Il “Daspo urbano”, in termini simili ma non coincidenti con l’analoga fattispecie che riguarda le manifestazioni sportive, prevede che i sindaci, in collaborazione con i prefetti, possano sanzionare e stabilire il divieto di accesso ad alcune zone del territorio comunale interessato per quegli individui che assumano condotte che di fatto limitino l’accesso a infrastrutture di trasporto e di pubblico interesse (strade, ferrovie e aeroporto, siti culturali e turistici) o offendano con il loro comportamento il pubblico decoro.

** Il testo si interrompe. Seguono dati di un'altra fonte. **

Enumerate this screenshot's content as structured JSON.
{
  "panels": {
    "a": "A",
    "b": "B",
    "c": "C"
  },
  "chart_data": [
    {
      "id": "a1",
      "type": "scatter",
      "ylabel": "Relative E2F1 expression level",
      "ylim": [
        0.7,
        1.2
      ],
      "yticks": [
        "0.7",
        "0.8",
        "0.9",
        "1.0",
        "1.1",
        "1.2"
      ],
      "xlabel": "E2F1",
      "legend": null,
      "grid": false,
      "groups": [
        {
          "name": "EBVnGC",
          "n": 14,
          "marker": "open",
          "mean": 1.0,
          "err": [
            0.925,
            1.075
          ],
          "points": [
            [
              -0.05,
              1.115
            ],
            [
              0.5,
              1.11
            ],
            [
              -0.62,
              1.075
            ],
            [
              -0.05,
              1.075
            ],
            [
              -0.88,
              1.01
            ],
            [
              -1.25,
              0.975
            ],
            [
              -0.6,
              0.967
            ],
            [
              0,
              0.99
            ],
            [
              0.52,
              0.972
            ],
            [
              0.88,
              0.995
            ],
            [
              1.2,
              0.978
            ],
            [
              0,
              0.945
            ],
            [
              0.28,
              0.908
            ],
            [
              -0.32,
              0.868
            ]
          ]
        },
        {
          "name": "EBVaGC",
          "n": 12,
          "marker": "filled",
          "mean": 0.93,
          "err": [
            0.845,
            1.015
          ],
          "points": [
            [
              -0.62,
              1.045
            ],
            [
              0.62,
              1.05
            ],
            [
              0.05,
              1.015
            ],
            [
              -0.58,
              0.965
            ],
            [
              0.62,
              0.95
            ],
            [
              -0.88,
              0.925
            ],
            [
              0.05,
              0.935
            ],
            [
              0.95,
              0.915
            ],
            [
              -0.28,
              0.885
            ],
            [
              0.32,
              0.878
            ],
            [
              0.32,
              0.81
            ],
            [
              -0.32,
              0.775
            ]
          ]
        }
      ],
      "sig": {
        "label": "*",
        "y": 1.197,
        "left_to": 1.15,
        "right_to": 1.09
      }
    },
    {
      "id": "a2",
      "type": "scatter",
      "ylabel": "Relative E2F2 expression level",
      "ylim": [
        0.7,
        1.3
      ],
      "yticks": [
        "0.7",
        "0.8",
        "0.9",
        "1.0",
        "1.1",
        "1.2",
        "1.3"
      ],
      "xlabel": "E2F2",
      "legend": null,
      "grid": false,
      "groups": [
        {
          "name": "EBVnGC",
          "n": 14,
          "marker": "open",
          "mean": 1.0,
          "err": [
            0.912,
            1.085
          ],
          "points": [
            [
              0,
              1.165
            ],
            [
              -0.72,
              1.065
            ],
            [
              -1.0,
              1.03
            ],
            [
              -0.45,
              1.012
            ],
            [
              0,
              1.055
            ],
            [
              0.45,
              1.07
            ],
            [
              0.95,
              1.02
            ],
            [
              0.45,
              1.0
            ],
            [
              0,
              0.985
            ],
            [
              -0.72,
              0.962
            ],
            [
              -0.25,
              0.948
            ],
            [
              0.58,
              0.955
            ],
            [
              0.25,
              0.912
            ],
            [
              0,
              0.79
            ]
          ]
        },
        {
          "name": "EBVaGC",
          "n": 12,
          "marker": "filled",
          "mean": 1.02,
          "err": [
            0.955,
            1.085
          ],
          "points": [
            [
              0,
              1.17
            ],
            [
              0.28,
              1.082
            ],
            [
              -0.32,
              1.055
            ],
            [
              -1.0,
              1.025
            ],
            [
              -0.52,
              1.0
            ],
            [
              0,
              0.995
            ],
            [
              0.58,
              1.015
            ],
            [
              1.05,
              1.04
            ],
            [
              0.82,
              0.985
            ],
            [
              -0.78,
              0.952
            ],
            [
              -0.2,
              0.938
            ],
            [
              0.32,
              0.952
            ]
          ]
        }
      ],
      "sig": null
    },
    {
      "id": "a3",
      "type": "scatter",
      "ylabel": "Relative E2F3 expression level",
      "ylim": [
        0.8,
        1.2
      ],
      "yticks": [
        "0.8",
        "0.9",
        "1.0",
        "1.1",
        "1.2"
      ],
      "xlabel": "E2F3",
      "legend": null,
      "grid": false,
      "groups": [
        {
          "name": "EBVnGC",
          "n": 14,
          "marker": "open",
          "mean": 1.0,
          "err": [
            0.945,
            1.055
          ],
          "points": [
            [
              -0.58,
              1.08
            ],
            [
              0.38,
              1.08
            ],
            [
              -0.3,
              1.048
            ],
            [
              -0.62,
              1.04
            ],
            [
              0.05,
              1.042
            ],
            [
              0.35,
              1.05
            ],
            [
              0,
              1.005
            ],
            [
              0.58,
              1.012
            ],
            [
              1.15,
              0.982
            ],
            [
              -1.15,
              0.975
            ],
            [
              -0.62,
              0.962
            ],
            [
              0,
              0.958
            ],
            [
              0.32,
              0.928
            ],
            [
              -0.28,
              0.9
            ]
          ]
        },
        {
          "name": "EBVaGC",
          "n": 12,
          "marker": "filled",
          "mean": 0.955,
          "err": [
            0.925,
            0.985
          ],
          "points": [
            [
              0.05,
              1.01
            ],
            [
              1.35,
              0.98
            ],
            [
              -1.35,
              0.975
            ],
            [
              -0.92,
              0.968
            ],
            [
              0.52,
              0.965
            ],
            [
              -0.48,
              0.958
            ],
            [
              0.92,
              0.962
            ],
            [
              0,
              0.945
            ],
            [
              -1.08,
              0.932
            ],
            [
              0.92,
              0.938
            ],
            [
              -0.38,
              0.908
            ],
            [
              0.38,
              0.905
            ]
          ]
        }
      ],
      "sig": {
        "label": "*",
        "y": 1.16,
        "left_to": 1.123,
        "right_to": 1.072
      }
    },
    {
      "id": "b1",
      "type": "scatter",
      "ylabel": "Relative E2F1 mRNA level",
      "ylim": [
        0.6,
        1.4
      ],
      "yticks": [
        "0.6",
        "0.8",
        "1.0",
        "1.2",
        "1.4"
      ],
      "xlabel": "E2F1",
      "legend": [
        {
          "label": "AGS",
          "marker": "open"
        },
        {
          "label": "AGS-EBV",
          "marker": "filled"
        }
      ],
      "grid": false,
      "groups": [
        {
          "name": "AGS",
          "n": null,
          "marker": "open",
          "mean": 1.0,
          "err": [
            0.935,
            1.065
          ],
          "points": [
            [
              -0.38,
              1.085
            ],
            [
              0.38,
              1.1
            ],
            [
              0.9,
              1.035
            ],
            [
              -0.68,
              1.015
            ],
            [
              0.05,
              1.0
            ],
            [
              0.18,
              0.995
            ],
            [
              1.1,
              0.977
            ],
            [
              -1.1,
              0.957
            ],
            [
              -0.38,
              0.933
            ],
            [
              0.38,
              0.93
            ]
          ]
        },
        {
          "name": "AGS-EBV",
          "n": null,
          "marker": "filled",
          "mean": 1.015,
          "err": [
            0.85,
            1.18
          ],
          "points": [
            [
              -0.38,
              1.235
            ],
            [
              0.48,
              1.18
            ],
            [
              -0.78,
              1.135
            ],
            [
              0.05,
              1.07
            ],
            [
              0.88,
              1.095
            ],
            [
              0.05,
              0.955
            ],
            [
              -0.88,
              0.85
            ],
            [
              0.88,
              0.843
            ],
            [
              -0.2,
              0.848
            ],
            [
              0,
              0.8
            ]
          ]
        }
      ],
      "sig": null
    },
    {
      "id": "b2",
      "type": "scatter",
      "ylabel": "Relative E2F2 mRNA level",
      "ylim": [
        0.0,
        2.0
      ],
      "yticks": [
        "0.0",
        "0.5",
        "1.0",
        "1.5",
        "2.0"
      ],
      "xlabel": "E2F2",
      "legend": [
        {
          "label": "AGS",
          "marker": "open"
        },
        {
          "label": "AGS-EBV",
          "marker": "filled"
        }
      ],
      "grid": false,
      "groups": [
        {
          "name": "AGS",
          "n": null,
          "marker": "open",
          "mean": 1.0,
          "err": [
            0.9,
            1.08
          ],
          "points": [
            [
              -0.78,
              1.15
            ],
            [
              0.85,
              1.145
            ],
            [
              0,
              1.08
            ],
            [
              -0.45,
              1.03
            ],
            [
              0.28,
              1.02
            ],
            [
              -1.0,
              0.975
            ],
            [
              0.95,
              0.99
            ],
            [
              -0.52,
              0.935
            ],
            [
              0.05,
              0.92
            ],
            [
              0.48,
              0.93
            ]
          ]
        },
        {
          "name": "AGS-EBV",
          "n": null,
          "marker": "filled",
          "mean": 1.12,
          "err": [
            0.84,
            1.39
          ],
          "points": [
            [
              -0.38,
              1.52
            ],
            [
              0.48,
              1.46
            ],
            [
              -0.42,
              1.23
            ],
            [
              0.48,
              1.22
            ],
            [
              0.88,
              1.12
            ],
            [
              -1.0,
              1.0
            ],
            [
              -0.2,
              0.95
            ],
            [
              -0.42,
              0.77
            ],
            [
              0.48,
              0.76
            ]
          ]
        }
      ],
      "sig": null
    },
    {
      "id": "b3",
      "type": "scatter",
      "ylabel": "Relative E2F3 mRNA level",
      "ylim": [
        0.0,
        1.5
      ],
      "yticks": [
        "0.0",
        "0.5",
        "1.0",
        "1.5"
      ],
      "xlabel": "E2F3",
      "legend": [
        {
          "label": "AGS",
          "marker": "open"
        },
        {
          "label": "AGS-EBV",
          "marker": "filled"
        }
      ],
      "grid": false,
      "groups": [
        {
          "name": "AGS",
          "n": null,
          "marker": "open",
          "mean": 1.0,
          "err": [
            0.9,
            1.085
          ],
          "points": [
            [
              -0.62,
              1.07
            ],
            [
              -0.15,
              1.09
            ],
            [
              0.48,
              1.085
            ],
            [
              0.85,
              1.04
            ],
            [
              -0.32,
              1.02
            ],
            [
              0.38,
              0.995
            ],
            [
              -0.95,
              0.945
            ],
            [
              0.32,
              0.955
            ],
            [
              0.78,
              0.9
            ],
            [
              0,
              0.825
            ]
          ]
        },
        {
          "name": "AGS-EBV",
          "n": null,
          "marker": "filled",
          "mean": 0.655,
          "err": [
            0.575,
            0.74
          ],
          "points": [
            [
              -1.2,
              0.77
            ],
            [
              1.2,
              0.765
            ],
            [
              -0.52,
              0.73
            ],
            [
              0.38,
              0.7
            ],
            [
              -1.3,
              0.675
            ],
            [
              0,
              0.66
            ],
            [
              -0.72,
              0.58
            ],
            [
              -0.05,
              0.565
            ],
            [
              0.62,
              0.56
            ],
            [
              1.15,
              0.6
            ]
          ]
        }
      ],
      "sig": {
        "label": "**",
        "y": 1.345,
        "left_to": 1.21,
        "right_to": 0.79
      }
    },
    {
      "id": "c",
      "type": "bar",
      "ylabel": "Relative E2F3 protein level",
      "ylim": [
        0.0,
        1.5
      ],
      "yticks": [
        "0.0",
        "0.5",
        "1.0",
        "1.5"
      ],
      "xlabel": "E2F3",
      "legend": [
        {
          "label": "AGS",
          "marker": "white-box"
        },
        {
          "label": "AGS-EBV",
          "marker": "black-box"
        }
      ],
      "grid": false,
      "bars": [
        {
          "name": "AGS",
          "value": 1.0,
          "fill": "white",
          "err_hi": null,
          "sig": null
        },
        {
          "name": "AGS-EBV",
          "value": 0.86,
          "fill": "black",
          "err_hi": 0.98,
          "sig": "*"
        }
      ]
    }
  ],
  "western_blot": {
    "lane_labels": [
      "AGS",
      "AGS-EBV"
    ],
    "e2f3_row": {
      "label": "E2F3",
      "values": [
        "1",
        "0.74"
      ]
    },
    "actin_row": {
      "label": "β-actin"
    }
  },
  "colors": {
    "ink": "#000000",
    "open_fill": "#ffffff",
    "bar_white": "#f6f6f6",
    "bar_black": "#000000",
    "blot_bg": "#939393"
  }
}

A Pescara verrà portato al vaglio del Consiglio Comunale un provvedimento nel quale è stato recepito quando indicato dalla legge 48/2017 che assegna alle amministrazioni locali il compito di individuare quelle aree (ove insistano presidi sanitari, scuole, siti di interesse culturale e storico, o comunque caratterizzati da flussi turistici) che necessitino in particolare di tutela e di salvaguardia dei livelli di sicurezza.
Il Regolamento di Polizia Municipale sarà quindi integrato e modificato con l’introduzione dell’art. 7-bis, recante l’allegato con l’individuazione di quelle aree dove gli agenti potranno applicare quanto disposto dalla legge 48/2017 all’art. 9, cioè misure sanzionatorie nonché il provvedimento dell’allontanamento.